In a TikTok video from late May that’s been played more than 100,000 times, Nicholas, who is Jewish, grows upset while discussing the bombing of Rafah.
“They bombed children, families, folks like you and I, living in tents because they had already lost everything,” Nicholas says through tears. ”And if you have yet to say anything, to risk anything, to be a voice of dissent to this absolute horror…it’s not too late.” She ends the video with a call for donations to relief organizations. In a video posted to Instagram earlier in May, she interprets the full moon and Venus-Jupiter conjunction as being a mark of mutual aid, urging her followers to again consider donating to Gazan-focused charities.
“Our entire work—my wife’s entire life’s work—is to interrupt violence. It is patriarchal, colonial, white supremacist, settler colonial violence. It is the same violence that happens in families and intimate-partner relationships there. It’s just scale.”
Referencing activist Angela Davis—who herself was citing the late poet June Jordan—Nicholas asserts that Palestine is “the moral litmus test for the world.”
She sees her role in dismantling global oppression in no uncertain terms. “Astrology is a tool, so it can be used however the person who picks it up wants to use it,” Nicholas says. The same divination goes for the other side of the political spectrum, though, as Nicholas points out Ronald Reagan’s star-informed agenda: “Well, Nancy Reagan had an astrologer, and she advised him.”
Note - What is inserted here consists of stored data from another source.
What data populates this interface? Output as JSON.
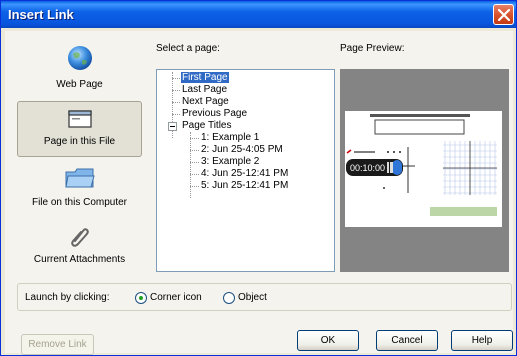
{
  "window": {
    "title": "Insert Link"
  },
  "nav": {
    "items": [
      {
        "label": "Web Page",
        "icon": "globe-icon"
      },
      {
        "label": "Page in this File",
        "icon": "page-icon"
      },
      {
        "label": "File on this Computer",
        "icon": "folder-icon"
      },
      {
        "label": "Current Attachments",
        "icon": "paperclip-icon"
      }
    ],
    "selected": "Page in this File"
  },
  "select_page": {
    "label": "Select a page:",
    "tree": [
      {
        "label": "First Page",
        "selected": true
      },
      {
        "label": "Last Page"
      },
      {
        "label": "Next Page"
      },
      {
        "label": "Previous Page"
      },
      {
        "label": "Page Titles",
        "expanded": true
      },
      {
        "label": "1: Example 1"
      },
      {
        "label": "2: Jun 25-4:05 PM"
      },
      {
        "label": "3: Example 2"
      },
      {
        "label": "4: Jun 25-12:41 PM"
      },
      {
        "label": "5: Jun 25-12:41 PM"
      }
    ]
  },
  "preview": {
    "label": "Page Preview:",
    "timer_text": "00:10:00"
  },
  "launch": {
    "label": "Launch by clicking:",
    "options": [
      {
        "label": "Corner icon",
        "checked": true
      },
      {
        "label": "Object",
        "checked": false
      }
    ]
  },
  "buttons": {
    "remove_link": "Remove Link",
    "ok": "OK",
    "cancel": "Cancel",
    "help": "Help"
  },
  "colors": {
    "title_bar": "#0855DD",
    "selection": "#316AC5",
    "radio_on": "#21A121"
  }
}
In August, Jupiter and Saturn form a square rife with astrological turmoil while Mercury is in retrograde. This astrological event is rare, per Nicholas, and made all the more extraordinary due to the fact that the Democratic National Convention occurs at the same time.
“The DNC will be very difficult, and it should be, because the Democratic Party is not listening to its constituents, and it is not listening to the youngest of its voters,” Nicholas says. “I would not host a conference during that kind of astrology, but if I want the conference to reckon with something or to have to deal with the conflict that it’s a part of—maybe that’s it.”
Though Nicholas’s commitment to liberation is evident, her delightful brand of mysticism still manages to peek through. And of astrology, Nicholas says, “I want it to be a tool for our awakening, for our ability to feel witnessed and seen and therefore maybe even cherished, maybe even adored or loved by the universe.”